LaPine State Park occupies a scenic spot along the trout-filled Upper Deschutes River in a high desert subalpine forest. The quiet, shady campground connects to 14 miles of multi-use trails that follow both sides of the river and link key park landmarks. You could find plenty to fill your time right in the park, from hiking and mountain biking to fishing and floating. LaPine is also centrally situated for exploring the iconic landmarks of central Oregon, including the Deschutes National Forest, Newberry Crater and Lava River Cave.
Come winter, enjoy snowshoeing and cross-country skiing on the park trails, while staying in of our 10 cozy cabins.

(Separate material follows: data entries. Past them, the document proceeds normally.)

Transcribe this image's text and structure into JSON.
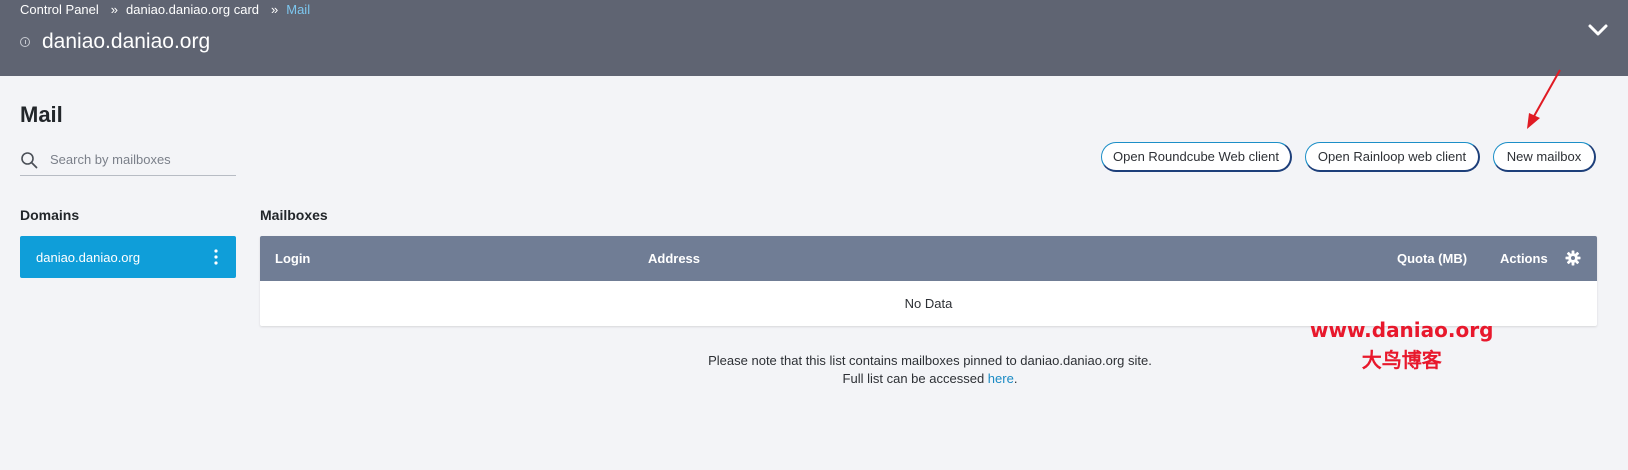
{
  "breadcrumb": {
    "items": [
      "Control Panel",
      "daniao.daniao.org card",
      "Mail"
    ],
    "separator": "»"
  },
  "header": {
    "site_title": "daniao.daniao.org",
    "background": "#5f6472"
  },
  "page": {
    "title": "Mail"
  },
  "search": {
    "placeholder": "Search by mailboxes",
    "value": ""
  },
  "toolbar": {
    "roundcube_label": "Open Roundcube Web client",
    "rainloop_label": "Open Rainloop web client",
    "new_mailbox_label": "New mailbox"
  },
  "domains": {
    "heading": "Domains",
    "items": [
      {
        "label": "daniao.daniao.org",
        "selected": true
      }
    ],
    "selected_color": "#0f9ed9"
  },
  "mailboxes": {
    "heading": "Mailboxes",
    "columns": [
      "Login",
      "Address",
      "Quota (MB)",
      "Actions"
    ],
    "rows": [],
    "empty_text": "No Data",
    "header_color": "#707d95"
  },
  "note": {
    "line1": "Please note that this list contains mailboxes pinned to daniao.daniao.org site.",
    "line2_prefix": "Full list can be accessed ",
    "link_text": "here",
    "line2_suffix": "."
  },
  "watermark": {
    "url": "www.daniao.org",
    "name": "大鸟博客",
    "color": "#e8182c"
  },
  "icons": {
    "info": "info-icon",
    "collapse": "chevron-down-icon",
    "search": "search-icon",
    "domain_menu": "kebab-menu-icon",
    "settings": "gear-icon",
    "annotation": "red-arrow"
  }
}
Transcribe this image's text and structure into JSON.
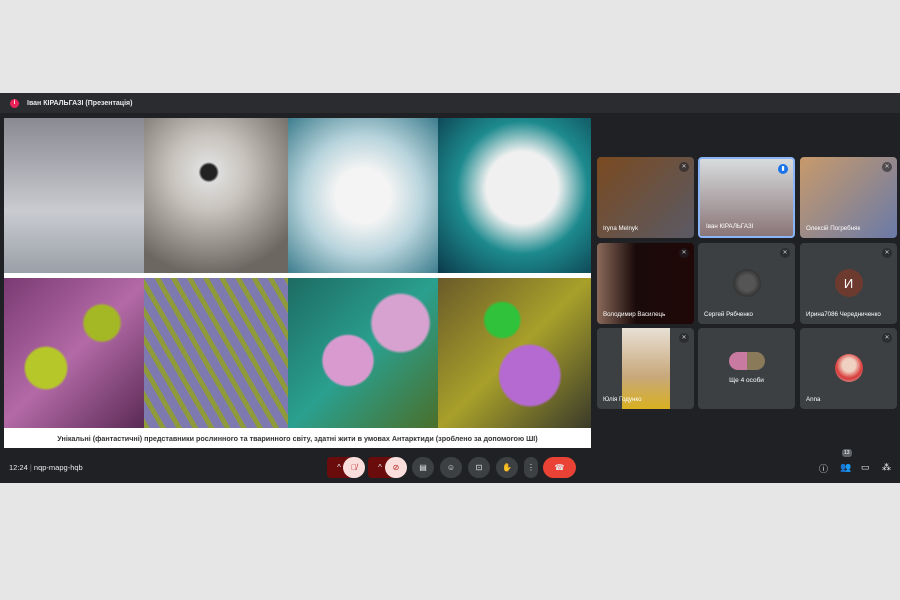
{
  "header": {
    "presenter_label": "Іван КІРАЛЬГАЗІ (Презентація)",
    "badge_icon": "presentation-dot-icon"
  },
  "presentation": {
    "caption": "Унікальні (фантастичні) представники рослинного та тваринного світу, здатні жити в умовах Антарктиди (зроблено за допомогою ШІ)"
  },
  "participants": [
    {
      "name": "Iryna Melnyk",
      "muted": true
    },
    {
      "name": "Іван КІРАЛЬГАЗІ",
      "speaking": true
    },
    {
      "name": "Олексій Погребняк",
      "muted": true
    },
    {
      "name": "Володимир Василець",
      "muted": true
    },
    {
      "name": "Сергей Рябченко",
      "muted": true
    },
    {
      "name": "Ирина7086 Чередниченко",
      "initial": "И",
      "muted": true
    },
    {
      "name": "Юлія Годунко",
      "muted": true
    },
    {
      "name": "Ще 4 особи"
    },
    {
      "name": "Anna",
      "muted": true
    }
  ],
  "bottom": {
    "time": "12:24",
    "separator": "|",
    "meeting_code": "nqp-mapg-hqb",
    "people_count": "13"
  },
  "colors": {
    "accent": "#8ab4f8",
    "end_call": "#ea4335",
    "muted_bg": "#f9dedc",
    "dark_red": "#6b0c0c"
  }
}
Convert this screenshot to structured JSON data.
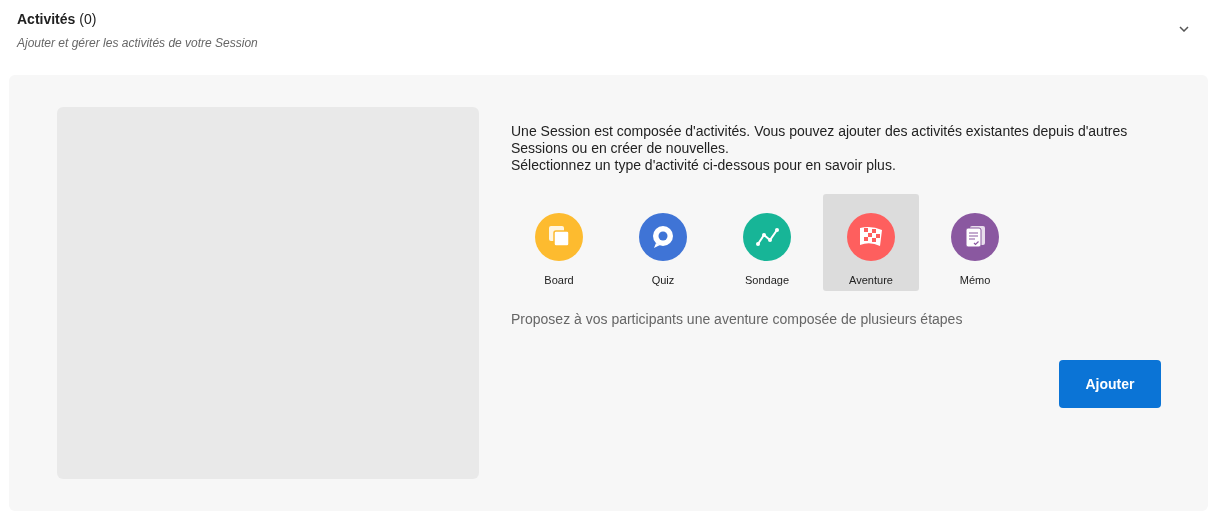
{
  "section": {
    "title": "**Activités** (0)",
    "subtitle": "Ajouter et gérer les activités de votre Session"
  },
  "intro": [
    "Une Session est composée d'activités. Vous pouvez ajouter des activités existantes depuis d'autres Sessions ou en créer de nouvelles.",
    "Sélectionnez un type d'activité ci-dessous pour en savoir plus."
  ],
  "activity_types": [
    {
      "kind": "board",
      "label": "Board",
      "color": "#fdbb2f",
      "selected": false
    },
    {
      "kind": "quiz",
      "label": "Quiz",
      "color": "#3f74d6",
      "selected": false
    },
    {
      "kind": "poll",
      "label": "Sondage",
      "color": "#17b597",
      "selected": false
    },
    {
      "kind": "adventure",
      "label": "Aventure",
      "color": "#fe5f5e",
      "selected": true
    },
    {
      "kind": "memo",
      "label": "Mémo",
      "color": "#8a58a0",
      "selected": false
    }
  ],
  "description": "Proposez à vos participants une aventure composée de plusieurs étapes",
  "add_button": "Ajouter"
}
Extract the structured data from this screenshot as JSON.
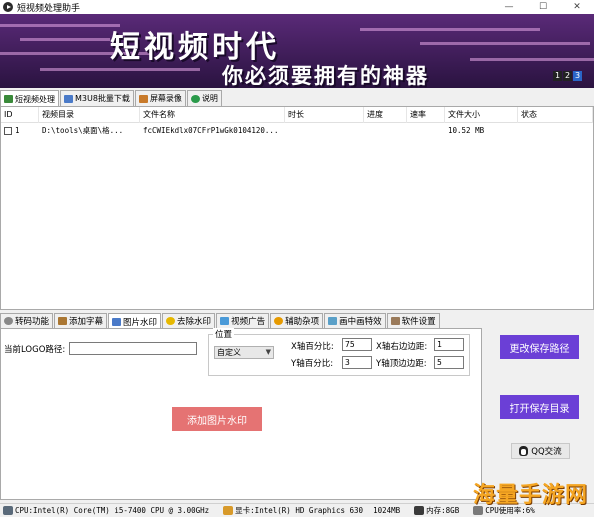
{
  "window": {
    "title": "短视频处理助手",
    "min_symbol": "—",
    "max_symbol": "☐",
    "close_symbol": "✕"
  },
  "banner": {
    "title": "短视频时代",
    "subtitle": "你必须要拥有的神器",
    "pages": [
      "1",
      "2",
      "3"
    ],
    "active_page": "3"
  },
  "top_tabs": [
    {
      "label": "短视频处理",
      "icon": "scissors-icon",
      "color": "#3a8a3a"
    },
    {
      "label": "M3U8批量下载",
      "icon": "film-icon",
      "color": "#4a7ac8"
    },
    {
      "label": "屏幕录像",
      "icon": "camera-icon",
      "color": "#c87a2a"
    },
    {
      "label": "说明",
      "icon": "info-icon",
      "color": "#2a9a4a"
    }
  ],
  "table": {
    "columns": [
      "ID",
      "视频目录",
      "文件名称",
      "时长",
      "进度",
      "速率",
      "文件大小",
      "状态"
    ],
    "rows": [
      {
        "id": "1",
        "dir": "D:\\tools\\桌面\\格...",
        "name": "fcCWIEkdlx07CFrP1wGk0104120...",
        "duration": "",
        "progress": "",
        "rate": "",
        "size": "10.52 MB",
        "status": ""
      }
    ]
  },
  "bottom_tabs": [
    {
      "label": "转码功能",
      "icon": "gear-icon",
      "color": "#888888"
    },
    {
      "label": "添加字幕",
      "icon": "pen-icon",
      "color": "#aa7733"
    },
    {
      "label": "图片水印",
      "icon": "image-icon",
      "color": "#4a7ac8"
    },
    {
      "label": "去除水印",
      "icon": "eraser-icon",
      "color": "#e6b800"
    },
    {
      "label": "视频广告",
      "icon": "tv-icon",
      "color": "#4a9ad8"
    },
    {
      "label": "辅助杂项",
      "icon": "tools-icon",
      "color": "#e69a00"
    },
    {
      "label": "画中画特效",
      "icon": "pip-icon",
      "color": "#5aa0c8"
    },
    {
      "label": "软件设置",
      "icon": "settings-icon",
      "color": "#9a7a5a"
    }
  ],
  "watermark_panel": {
    "logo_path_label": "当前LOGO路径:",
    "logo_path_value": "",
    "position_group_label": "位置",
    "position_select": "自定义",
    "x_percent_label": "X轴百分比:",
    "x_percent_value": "75",
    "y_percent_label": "Y轴百分比:",
    "y_percent_value": "3",
    "x_right_margin_label": "X轴右边边距:",
    "x_right_margin_value": "1",
    "y_top_margin_label": "Y轴顶边边距:",
    "y_top_margin_value": "5",
    "add_button": "添加图片水印"
  },
  "side_actions": {
    "change_path": "更改保存路径",
    "open_dir": "打开保存目录",
    "qq": "QQ交流"
  },
  "status_bar": {
    "cpu": "CPU:Intel(R) Core(TM) i5-7400 CPU @ 3.00GHz",
    "gpu": "显卡:Intel(R) HD Graphics 630",
    "gpu_mem": "1024MB",
    "memory": "内存:8GB",
    "cpu_usage": "CPU使用率:6%"
  },
  "overlay_watermark": "海量手游网"
}
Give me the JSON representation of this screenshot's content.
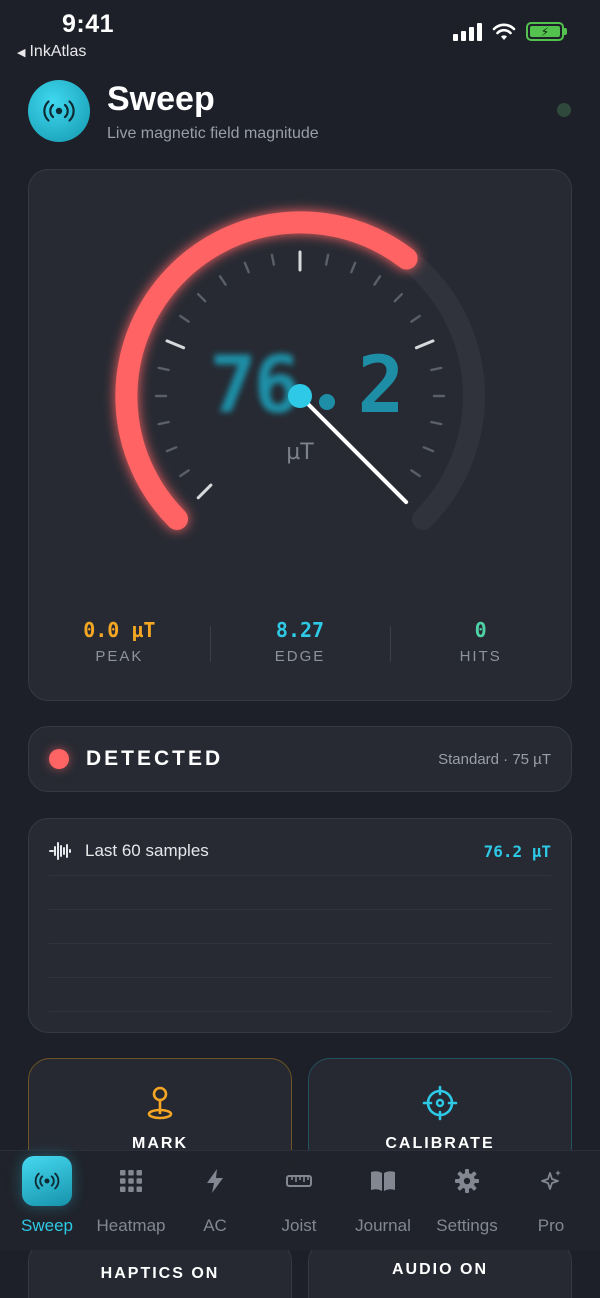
{
  "status_bar": {
    "time": "9:41",
    "back_app": "InkAtlas"
  },
  "header": {
    "title": "Sweep",
    "subtitle": "Live magnetic field magnitude"
  },
  "gauge": {
    "reading_digits_left": "7",
    "reading_digits_mid": "6",
    "reading_digits_right": "2",
    "unit": "µT",
    "arc_fraction": 0.64,
    "needle_fraction": 1.0
  },
  "stats": [
    {
      "value": "0.0 µT",
      "label": "PEAK",
      "color": "#f5a623"
    },
    {
      "value": "8.27",
      "label": "EDGE",
      "color": "#2ec9e6"
    },
    {
      "value": "0",
      "label": "HITS",
      "color": "#4fd1a5"
    }
  ],
  "detection": {
    "status": "DETECTED",
    "mode": "Standard · 75 µT"
  },
  "samples": {
    "title": "Last 60 samples",
    "value": "76.2 µT"
  },
  "actions": {
    "mark": "MARK",
    "calibrate": "CALIBRATE"
  },
  "toggles": {
    "haptics": "HAPTICS ON",
    "audio": "AUDIO ON"
  },
  "tabs": [
    {
      "label": "Sweep",
      "icon": "signal-waves-icon"
    },
    {
      "label": "Heatmap",
      "icon": "grid-icon"
    },
    {
      "label": "AC",
      "icon": "lightning-icon"
    },
    {
      "label": "Joist",
      "icon": "ruler-icon"
    },
    {
      "label": "Journal",
      "icon": "book-icon"
    },
    {
      "label": "Settings",
      "icon": "gear-icon"
    },
    {
      "label": "Pro",
      "icon": "sparkle-icon"
    }
  ],
  "colors": {
    "accent": "#2ec9e6",
    "alert": "#ff6464",
    "warning": "#f5a623"
  }
}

Summer calls for boating, wading and floating. Spring and fall are primed for viewing wildlife.
The Deschutes River day-use area alongside the river has a picnic area, flush restrooms and a swim beach (no lifeguard). A reservable picnic area features picnic tables, a fire pit and a small grill. This area closes in the winter, but you can still access it by trail.
The Deschutes River boat ramp and parking area are open seasonally. Note: Only "hand carry watercraft" are allowed. No trailers are permitted on the boat ramp due to ongoing construction.
McGregor Memorial Viewpoint, open year-round, looks over a scenic bend in the river and is gateway to the park's 14 miles of trails that connect to the campground and other park areas. See our trail map to plan your hike or ride.
You won't want to miss a visit to Oregon's largest ponderosa pine, thought to be 500-plus years old. A short, paved trail near the park entrance leads to this Heritage Tree and a quiet section of river for fishing. The road to Big Tree and parking area are closed in the winter, but you can still access it by trail.
The park is open for day use year-round, weather permitting. Winter hours are 8 a.m. to 6 p.m. beginning Oct. 1. Check the advisories for changes and closures.
Large woody debris is critical for fish habitat. Please do not cut trees or branches out of the river channel. If you have a concern, call the park office at 541-536-2428.
Horses are allowed on most park trails. Beginning fall 2020, horses will no longer be allowed in the main day-use area beach or on the path to Big Tree beach. This change in response to increasing conflicts between equestrian and other user groups. Our intention is to keep everyone safe.
Acquired between 1966 and 1981 by purchase from the Bureau of land Management and private land owners and by land exchange with the U. S. Forest Service.